Not that class was the issue when memory brought forth the well-worn legend of our fair city’s role in giving the lowly hamburger a name with rank.
The issue was pronouncing our name right.
Salisburian Meagen Worley was on national TV, trying to be a millionaire, and she had to correct Regis’ pronunciation of Salisbury, which left Mayor Susan Kluttz having a fit.
With the mayor of Salisbury, England, coming to visit next week, she knew there were a dozen Salisburys in the world. And high powered television personalities ought to know how to say it.
Especially when we gave Salisbury steak its name.
Legend has it a Southern Railway chef offered a traveler “Salisbury steak” when he ran out of the real thing just as the train pulled into the station here, and he saw the sign naming our town.
But Jeff Saleeby adds another version.
His cousin, Robert Saleeby, told him he was in Fred Saleeby’s longtime Red Swan Cafe on West Innes Street, where the post office now has a small branch, when Fred ran out of steak and offered a customer “Salisbury steak” instead, pepping up a largish hamburger patty with tomato sauce and seasonings.
“The fellow liked it,” Jeff says, “so Fred put it on the menu.”
And then we heard from Wendy Loveless of Statesville, who creates our www.salisburypost.com
Web page. She consulted a talk show host in O’Neill, Neb., who queried the “word detective.”
He’d thought the dish bore some connection to Salisbury, England, but the story is more complicated. It’s on the menu at high- and low-end spots.

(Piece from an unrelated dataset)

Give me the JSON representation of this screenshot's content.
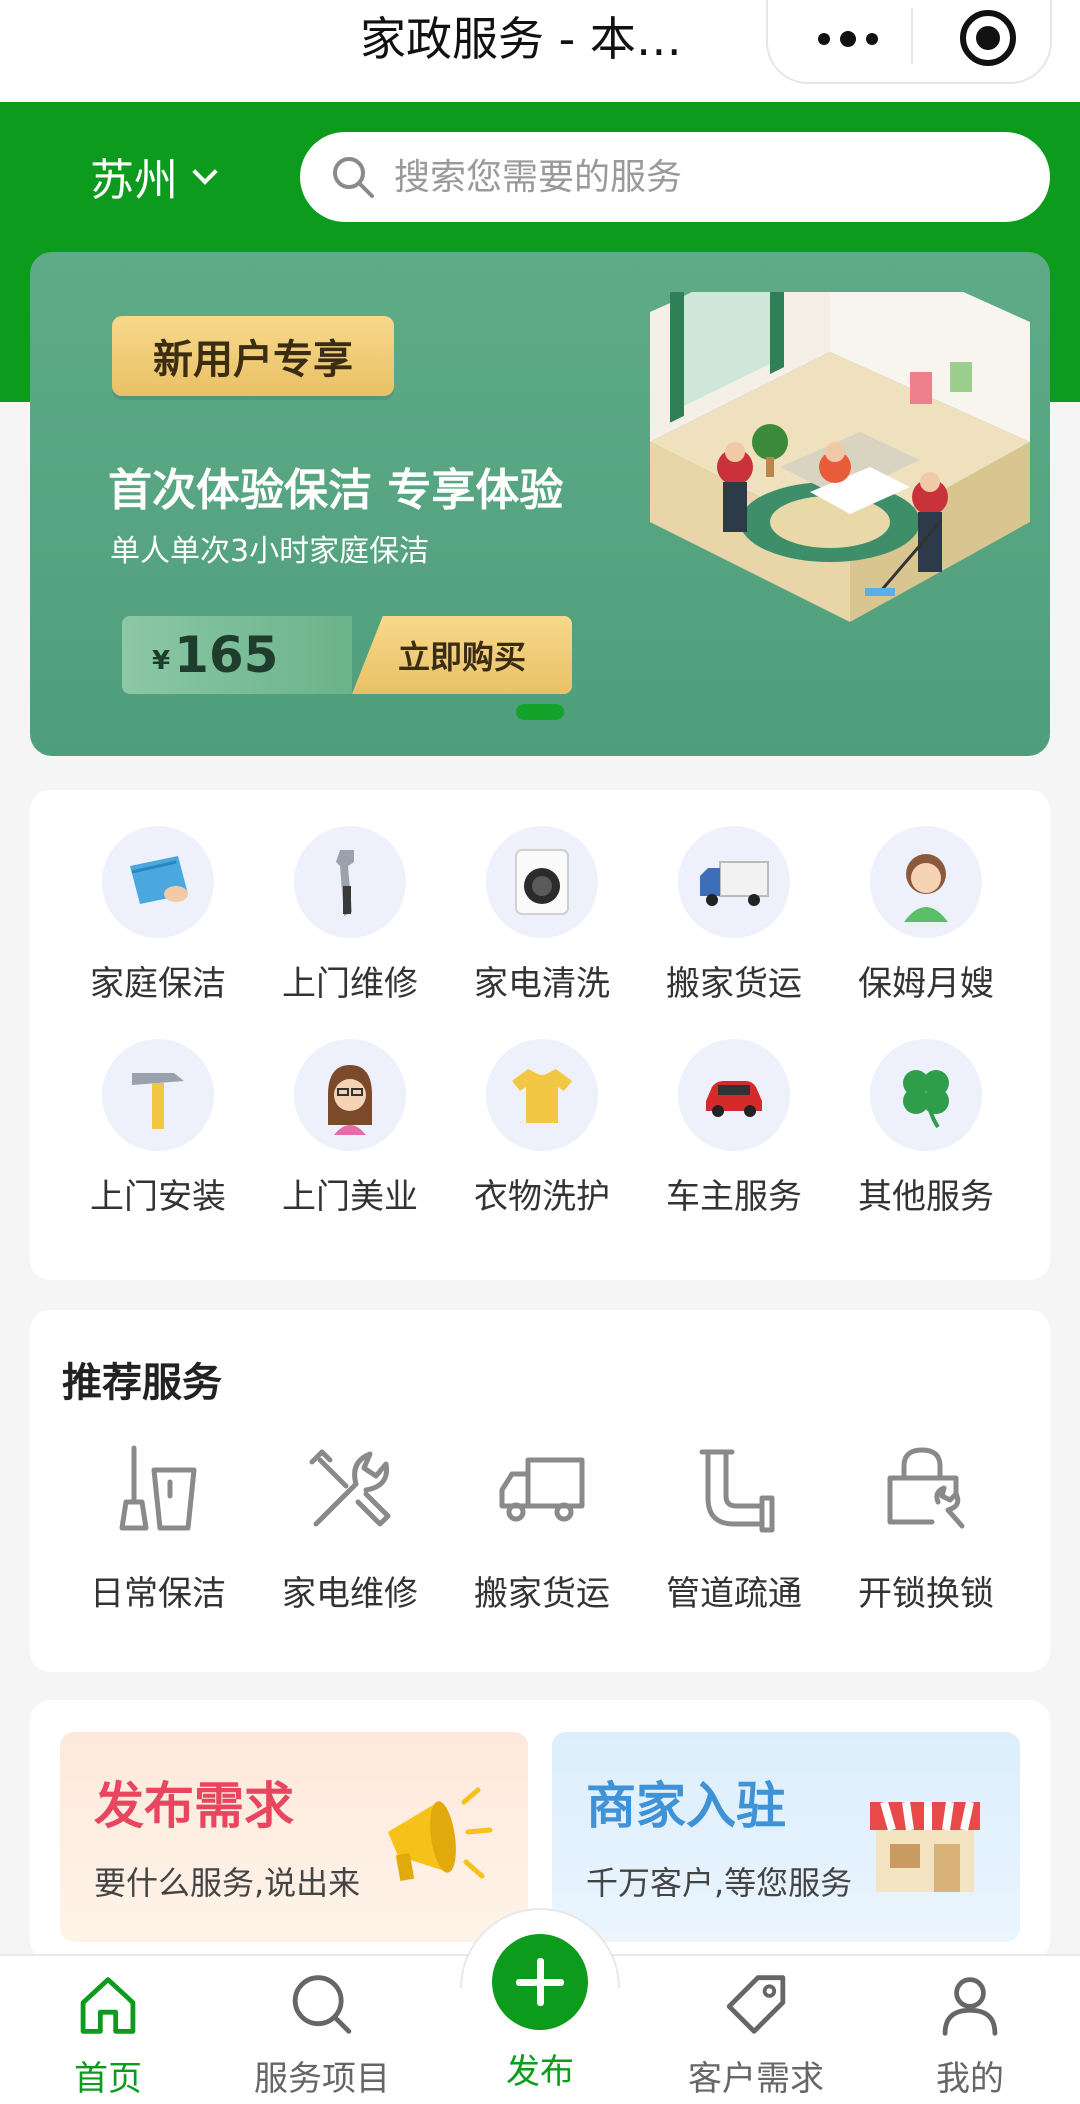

The original Salisbury steak, according to the talk show host, was simply well-cooked plain hamburger “invented” in 1888 by Dr. James H. Salisbury, an English physician.
Dr. Salisbury believed well-cooked hamburger three times a day, with large glasses of very hot water, would cure almost any disease.
Salisbury steak would probably have faded away with the doctor except World War I inspired Britain and America to rename all things German.
Sauerkraut became “victory cabbage,” hamburgers (named after Hamburg, Germany) were “liberty sandwiches” and hamburger steak got a new name — “Salisbury steak.”
“Hamburger” and “sauerkraut” reappeared after the war, but “Salisbury steak” stuck. And when our guests from Salisbury, England, arrive next week, we’ll have to ask whether they eat “Salisbury steak.”
Meantime, Wendy added a P.S.
That Southern Railway chef catching sight of a Salisbury sign might be a legend, but, she added, a Southerner invented Worcestershire sauce.
He was the guy who finished his steak and then said, “Waitress, whas his here shaush?”